この買換え特例を利用するためには、以下の要件をすべて満たす必要がある。ちなみに特例の期限は2019年12月31日の売却までだ。

買換え特例を利用するための要件

(1)自分が住んでいる住宅を売ること。以前に住んでいた家の場合は、住まなくなった日から3年目の12月31日までに売ること
(2)売った年の前年と前々年に3000万円特別控除や10年超所有の場合の軽減税率の特例、買換え特例、譲渡損失の繰越控除を利用していないこと
(3)売却価格が1億円以下であること
(4)居住期間が通算10年以上で、所有期間が10年超であること
(5)買い替え先の住宅の床面積が50m2以上
(6)自宅を売った年の前年から売った年の翌年までの3年間に買い替え先の住宅を取得すること
(7)買い替え先の住宅が耐火建築物の場合は築25年以内、または現行の耐震基準を満たすもの
(8)親子や夫婦など特別な関係がある人に対して売ったものではないこと
(9)売った翌年に確定申告すること

3. 譲渡損失の損益通算・繰越控除の特例

このほか、売った住宅が買ったときより値下がりしていた場合など、譲渡所得がマイナスになった場合は「譲渡損失」が出たことになる。譲渡損失が出た年は、譲渡損失の損益通算・繰越控除の特例によりその他の所得と相殺して所得税や住民税を減らす「損益通算」が可能だ。

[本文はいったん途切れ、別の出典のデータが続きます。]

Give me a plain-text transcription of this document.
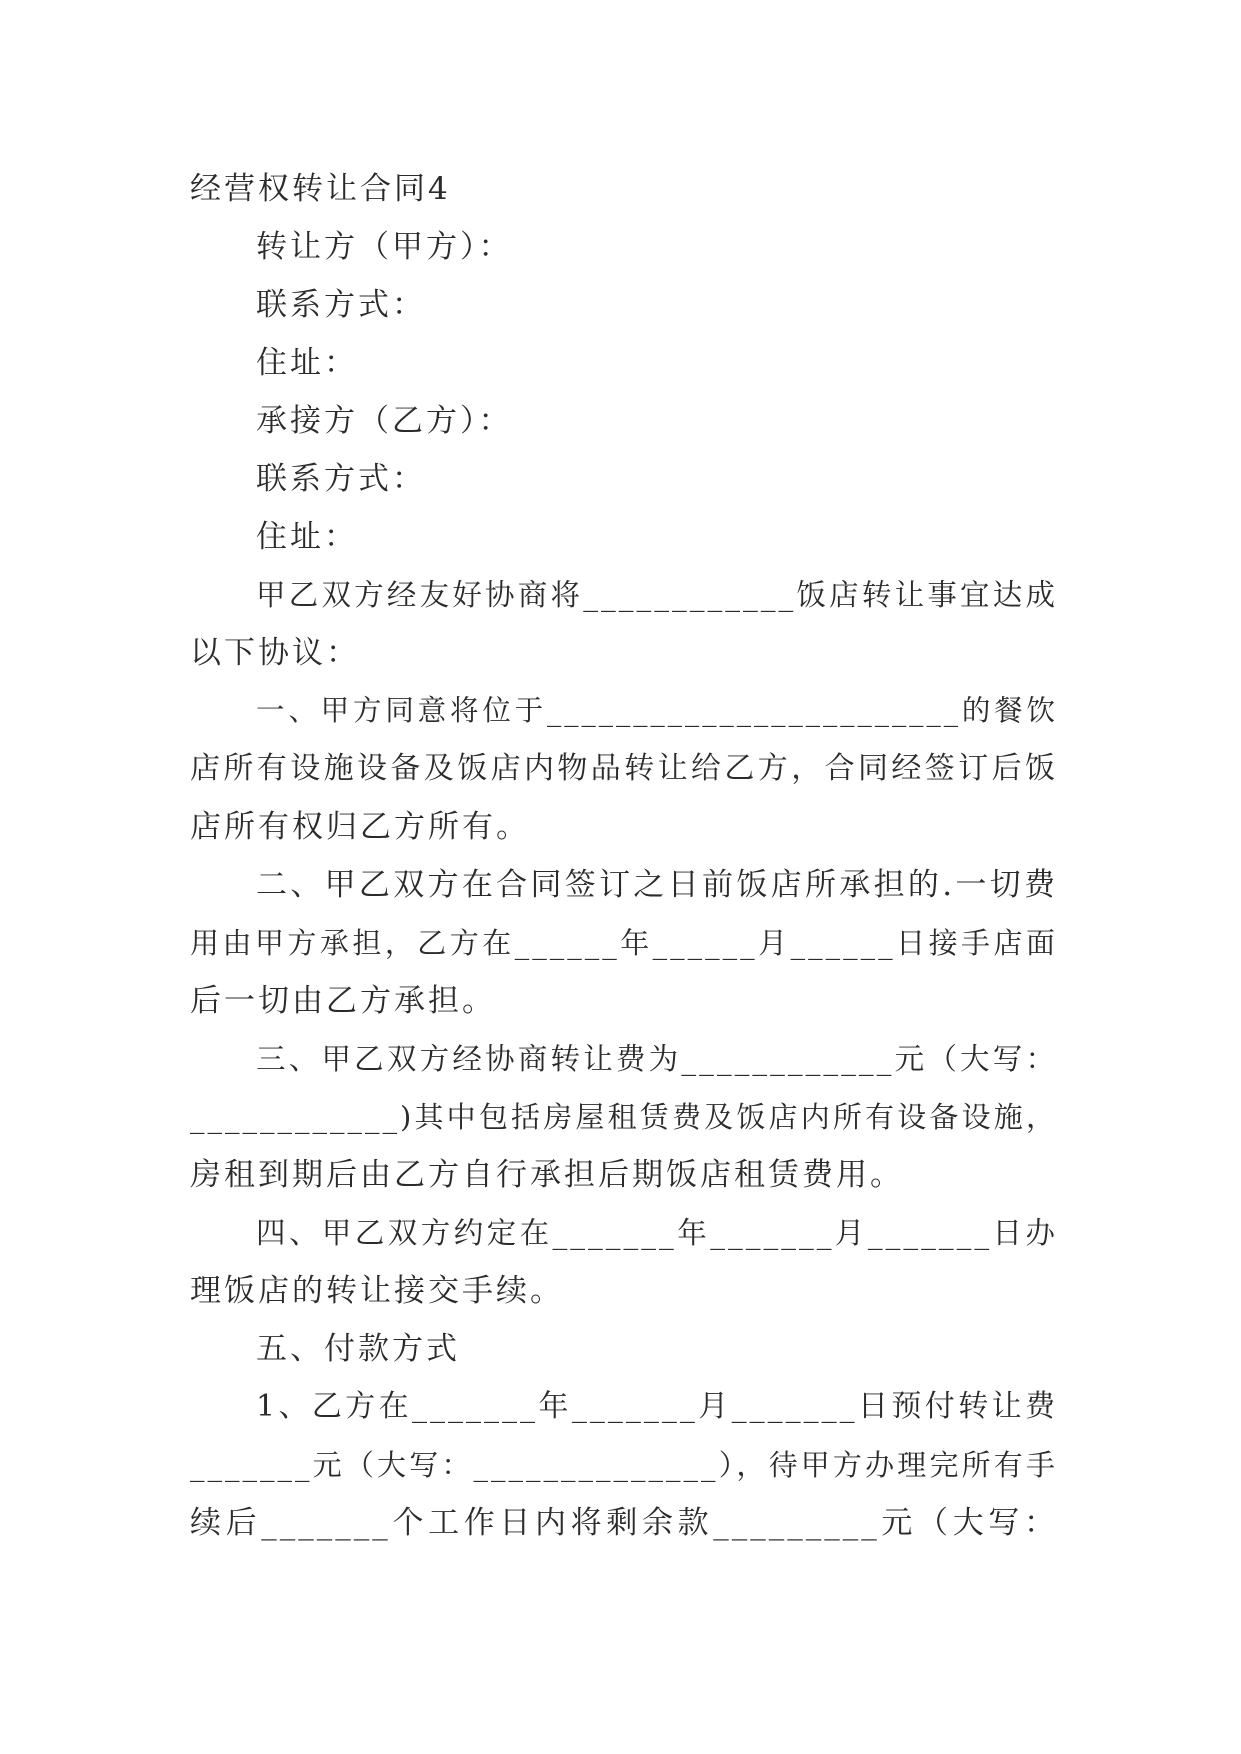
经营权转让合同4
转让方（甲方）：
联系方式：
住址：
承接方（乙方）：
联系方式：
住址：
甲乙双方经友好协商将____________饭店转让事宜达成
以下协议：
一、甲方同意将位于________________________的餐饮
店所有设施设备及饭店内物品转让给乙方，合同经签订后饭
店所有权归乙方所有。
二、甲乙双方在合同签订之日前饭店所承担的.一切费
用由甲方承担，乙方在______年______月______日接手店面
后一切由乙方承担。
三、甲乙双方经协商转让费为____________元（大写：
____________)其中包括房屋租赁费及饭店内所有设备设施，
房租到期后由乙方自行承担后期饭店租赁费用。
四、甲乙双方约定在_______年_______月_______日办
理饭店的转让接交手续。
五、付款方式
1、乙方在_______年_______月_______日预付转让费
_______元（大写：______________），待甲方办理完所有手
续后_______个工作日内将剩余款_________元（大写：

さらに売った年の所得よりも譲渡損失のほうが大きくて相殺しきれない場合は、翌年以降の所得からも繰り越して差し引ける「繰越控除」が利用できる。この「譲渡損失の繰越控除」は最長3年間使えるので、売った年の損益通算と合わせて最長4年間の所得税や住民税がゼロになるか、軽減される。

この譲渡損失の繰越控除を利用するためには、以下の要件をすべて満たす必要がある。特例の期限は2019年12月31日の売却までだ。

譲渡損失の繰越控除を利用するための要件

(1)自分が住んでいる住宅を売ること。以前に住んでいた家の場合は、住まなくなった日から3年目の12月31日までに売ること
(2)売った年の前年と前々年に3000万円特別控除や10年超所有の場合の軽減税率の特例、買換え特例、譲渡損失の繰越控除を利用していないこと
(3)所有期間が5年超であること
(4)合計所得金額が3000万円以内

〈買い替えの場合〉
(5)売却した住宅の敷地面積が500m2以内(500m2を超える部分の譲渡損失は対象外)
(6)買い替え先の住宅の床面積が50m2以上
(7)自宅を売却した年の前年1月1日から翌年12月31日までに新居を取得し、取得した年の翌年12月31日までに入居、または入居の見込みであること
(8)返済期間10年以上の住宅ローンを借りて新居を取得すること

〈買い替えない(売却のみ)の場合〉
(9)売却の前日に売却住宅に返済期間10年以上の住宅ローン残高があり、売却価格が住宅ローン残高を下回っていること
(10)売った翌年に確定申告すること

なお、買い替えない場合の特例の対象となる譲渡損失は、売却した前日の住宅ローン残高から売却価格を差し引いた額が上限となる。

また、この譲渡損失の損益通算・繰越控除の特例は住宅ローン控除と併用が可能だ。損益通算や繰越控除で所得がゼロになった年はそもそも所得税も住民税(均等割額を除く)もかからないが、所得が発生した年は所得税や住民税から住宅ローン控除を差し引くことができる。